DNA damage can block transcription and translation, so a damaged template should produce less GFP in a cell-free reaction than an intact template. By comparing fluorescence from intact versus damaged DNA, we can estimate how strongly template integrity affects biological function in a space-compatible system. This is scientifically interesting because it connects a major space biology problem, radiation-induced molecular damage, to a direct functional readout. It also follows the logic from the recording that cell-free systems are powerful because we manually specify the parts and can rebuild and test pathways step by step.

Hypothesis / research goal (max 150 words)

My hypothesis is that DNA templates exposed to damaging conditions will produce measurably lower GFP fluorescence in the BioBits® cell-free system than matched undamaged templates. The reasoning is that radiation-related lesions can interfere with transcription by RNA polymerase and reduce the amount of functional protein produced. A cell-free system is ideal for this because it isolates the molecular effect of template damage without the added complexity of living cells, matching the recording’s emphasis on full manual control over system components. The research goal is to develop a simple, portable assay for functional DNA damage detection in space using only the Genes in Space toolkit. In the future, this approach could help evaluate DNA stability in spacecraft environments or screen protective strategies for long-duration missions.

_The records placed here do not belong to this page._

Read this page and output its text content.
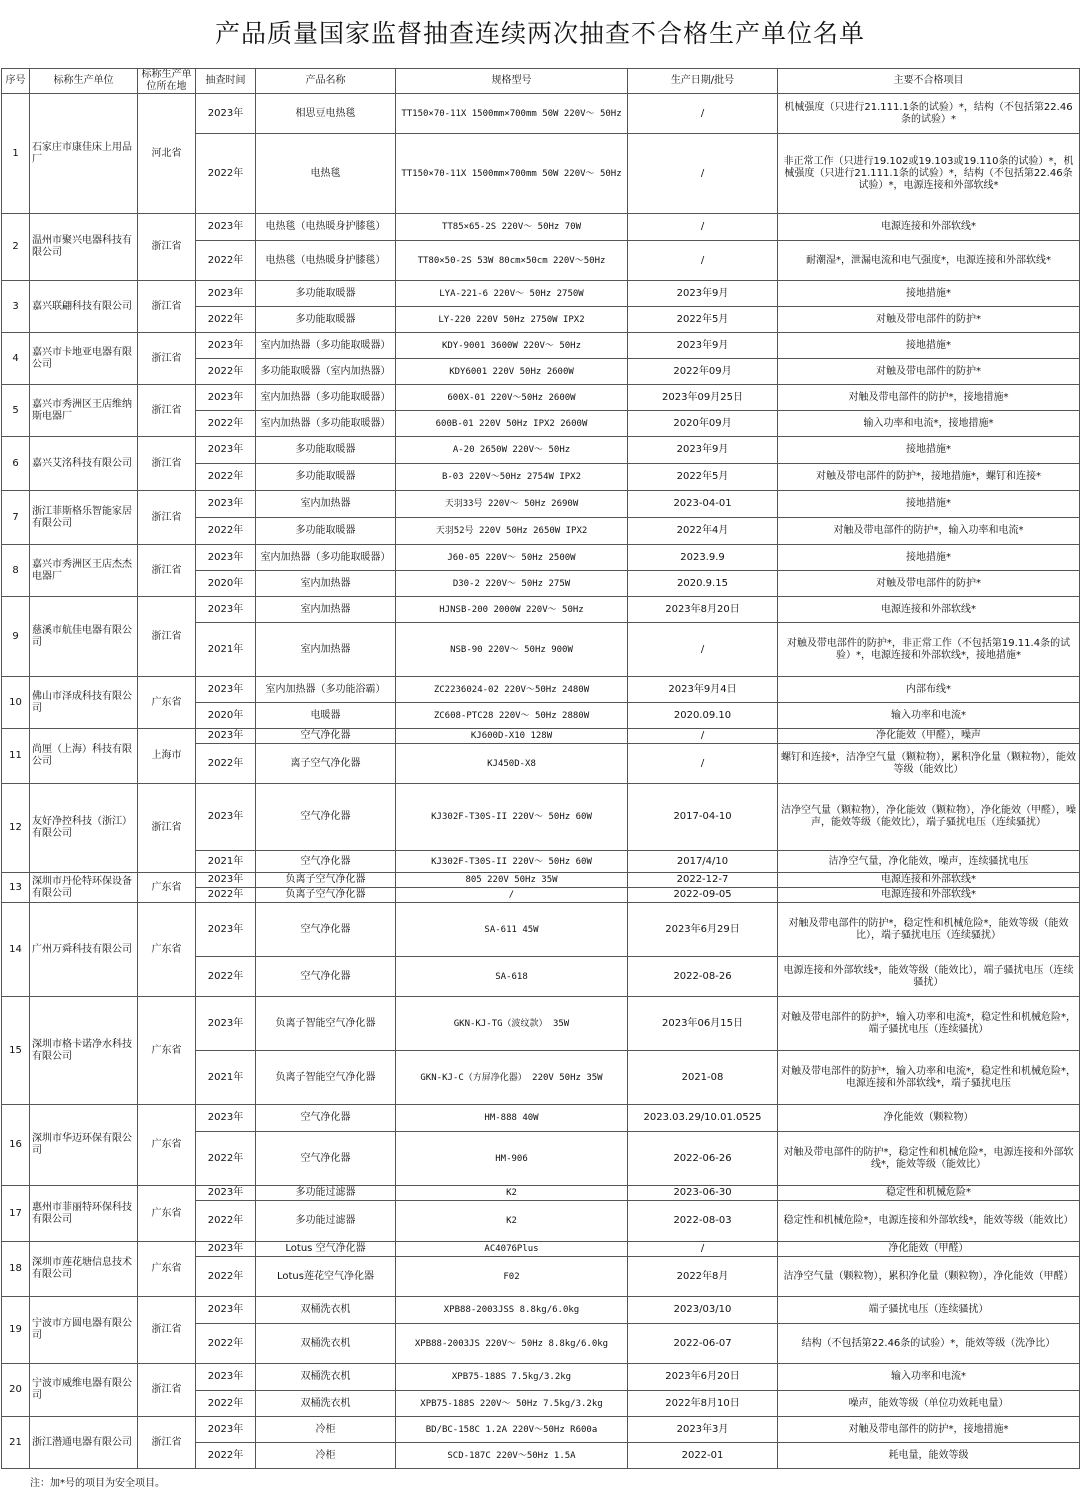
产品质量国家监督抽查连续两次抽查不合格生产单位名单
序号	标称生产单位	标称生产单位所在地	抽查时间	产品名称	规格型号	生产日期/批号	主要不合格项目
1	石家庄市康佳床上用品厂	河北省	2023年	相思豆电热毯	TT150×70-11X 1500mm×700mm 50W 220V～ 50Hz	/	机械强度（只进行21.111.1条的试验）*，结构（不包括第22.46条的试验）*
			2022年	电热毯	TT150×70-11X 1500mm×700mm 50W 220V～ 50Hz	/	非正常工作（只进行19.102或19.103或19.110条的试验）*，机械强度（只进行21.111.1条的试验）*，结构（不包括第22.46条试验）*，电源连接和外部软线*
2	温州市聚兴电器科技有限公司	浙江省	2023年	电热毯（电热暖身护膝毯）	TT85×65-2S 220V～ 50Hz 70W	/	电源连接和外部软线*
			2022年	电热毯（电热暖身护膝毯）	TT80×50-2S 53W 80cm×50cm 220V～50Hz	/	耐潮湿*，泄漏电流和电气强度*，电源连接和外部软线*
3	嘉兴联翩科技有限公司	浙江省	2023年	多功能取暖器	LYA-221-6 220V～ 50Hz 2750W	2023年9月	接地措施*
			2022年	多功能取暖器	LY-220 220V 50Hz 2750W IPX2	2022年5月	对触及带电部件的防护*
4	嘉兴市卡地亚电器有限公司	浙江省	2023年	室内加热器（多功能取暖器）	KDY-9001 3600W 220V～ 50Hz	2023年9月	接地措施*
			2022年	多功能取暖器（室内加热器）	KDY6001 220V 50Hz 2600W	2022年09月	对触及带电部件的防护*
5	嘉兴市秀洲区王店维纳斯电器厂	浙江省	2023年	室内加热器（多功能取暖器）	600X-01 220V～50Hz 2600W	2023年09月25日	对触及带电部件的防护*，接地措施*
			2022年	室内加热器（多功能取暖器）	600B-01 220V 50Hz IPX2 2600W	2020年09月	输入功率和电流*，接地措施*
6	嘉兴艾洺科技有限公司	浙江省	2023年	多功能取暖器	A-20 2650W 220V～ 50Hz	2023年9月	接地措施*
			2022年	多功能取暖器	B-03 220V～50Hz 2754W IPX2	2022年5月	对触及带电部件的防护*，接地措施*，螺钉和连接*
7	浙江菲斯格乐智能家居有限公司	浙江省	2023年	室内加热器	天羽33号 220V～ 50Hz 2690W	2023-04-01	接地措施*
			2022年	多功能取暖器	天羽52号 220V 50Hz 2650W IPX2	2022年4月	对触及带电部件的防护*，输入功率和电流*
8	嘉兴市秀洲区王店杰杰电器厂	浙江省	2023年	室内加热器（多功能取暖器）	J60-05 220V～ 50Hz 2500W	2023.9.9	接地措施*
			2020年	室内加热器	D30-2 220V～ 50Hz 275W	2020.9.15	对触及带电部件的防护*
9	慈溪市航佳电器有限公司	浙江省	2023年	室内加热器	HJNSB-200 2000W 220V～ 50Hz	2023年8月20日	电源连接和外部软线*
			2021年	室内加热器	NSB-90 220V～ 50Hz 900W	/	对触及带电部件的防护*，非正常工作（不包括第19.11.4条的试验）*，电源连接和外部软线*，接地措施*
10	佛山市泽成科技有限公司	广东省	2023年	室内加热器（多功能浴霸）	ZC2236024-02 220V～50Hz 2480W	2023年9月4日	内部布线*
			2020年	电暖器	ZC608-PTC28 220V～ 50Hz 2880W	2020.09.10	输入功率和电流*
11	尚厘（上海）科技有限公司	上海市	2023年	空气净化器	KJ600D-X10 128W	/	净化能效（甲醛），噪声
			2022年	离子空气净化器	KJ450D-X8	/	螺钉和连接*，洁净空气量（颗粒物），累积净化量（颗粒物），能效等级（能效比）
12	友好净控科技（浙江）有限公司	浙江省	2023年	空气净化器	KJ302F-T30S-II 220V～ 50Hz 60W	2017-04-10	洁净空气量（颗粒物），净化能效（颗粒物），净化能效（甲醛），噪声，能效等级（能效比），端子骚扰电压（连续骚扰）
			2021年	空气净化器	KJ302F-T30S-II 220V～ 50Hz 60W	2017/4/10	洁净空气量，净化能效，噪声，连续骚扰电压
13	深圳市丹伦特环保设备有限公司	广东省	2023年	负离子空气净化器	805 220V 50Hz 35W	2022-12-7	电源连接和外部软线*
			2022年	负离子空气净化器	/	2022-09-05	电源连接和外部软线*
14	广州万舜科技有限公司	广东省	2023年	空气净化器	SA-611 45W	2023年6月29日	对触及带电部件的防护*，稳定性和机械危险*，能效等级（能效比），端子骚扰电压（连续骚扰）
			2022年	空气净化器	SA-618	2022-08-26	电源连接和外部软线*，能效等级（能效比），端子骚扰电压（连续骚扰）
15	深圳市格卡诺净水科技有限公司	广东省	2023年	负离子智能空气净化器	GKN-KJ-TG（波纹款） 35W	2023年06月15日	对触及带电部件的防护*，输入功率和电流*，稳定性和机械危险*，端子骚扰电压（连续骚扰）
			2021年	负离子智能空气净化器	GKN-KJ-C（方屏净化器） 220V 50Hz 35W	2021-08	对触及带电部件的防护*，输入功率和电流*，稳定性和机械危险*，电源连接和外部软线*，端子骚扰电压
16	深圳市华迈环保有限公司	广东省	2023年	空气净化器	HM-888 40W	2023.03.29/10.01.0525	净化能效（颗粒物）
			2022年	空气净化器	HM-906	2022-06-26	对触及带电部件的防护*，稳定性和机械危险*，电源连接和外部软线*，能效等级（能效比）
17	惠州市菲丽特环保科技有限公司	广东省	2023年	多功能过滤器	K2	2023-06-30	稳定性和机械危险*
			2022年	多功能过滤器	K2	2022-08-03	稳定性和机械危险*，电源连接和外部软线*，能效等级（能效比）
18	深圳市莲花塘信息技术有限公司	广东省	2023年	Lotus 空气净化器	AC4076Plus	/	净化能效（甲醛）
			2022年	Lotus莲花空气净化器	F02	2022年8月	洁净空气量（颗粒物），累积净化量（颗粒物），净化能效（甲醛）
19	宁波市方圆电器有限公司	浙江省	2023年	双桶洗衣机	XPB88-2003JSS 8.8kg/6.0kg	2023/03/10	端子骚扰电压（连续骚扰）
			2022年	双桶洗衣机	XPB88-2003JS 220V～ 50Hz 8.8kg/6.0kg	2022-06-07	结构（不包括第22.46条的试验）*，能效等级（洗净比）
20	宁波市威维电器有限公司	浙江省	2023年	双桶洗衣机	XPB75-188S 7.5kg/3.2kg	2023年6月20日	输入功率和电流*
			2022年	双桶洗衣机	XPB75-188S 220V～ 50Hz 7.5kg/3.2kg	2022年8月10日	噪声，能效等级（单位功效耗电量）
21	浙江潜通电器有限公司	浙江省	2023年	冷柜	BD/BC-158C 1.2A 220V～50Hz R600a	2023年3月	对触及带电部件的防护*，接地措施*
			2022年	冷柜	SCD-187C 220V～50Hz 1.5A	2022-01	耗电量，能效等级
注：加*号的项目为安全项目。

Experimental plan (max 100 words)

I would test two DNA samples: an intact GFP template and a deliberately damaged GFP template, plus a no-DNA negative control. miniPCR would amplify the template if needed, then equal amounts of DNA would be added to separate BioBits® reactions. After hydration, reactions would incubate for protein expression, and GFP fluorescence would be measured with the P51 Molecular Fluorescence Viewer. The main data would be fluorescence intensity for each condition. Lower fluorescence in the damaged-template reaction compared with the intact-template reaction would support the hypothesis that DNA damage reduces functional gene expression in space-compatible cell-free systems.

Individual Final Project

The slide has been posted in the slide deck and I am still working on filling the form.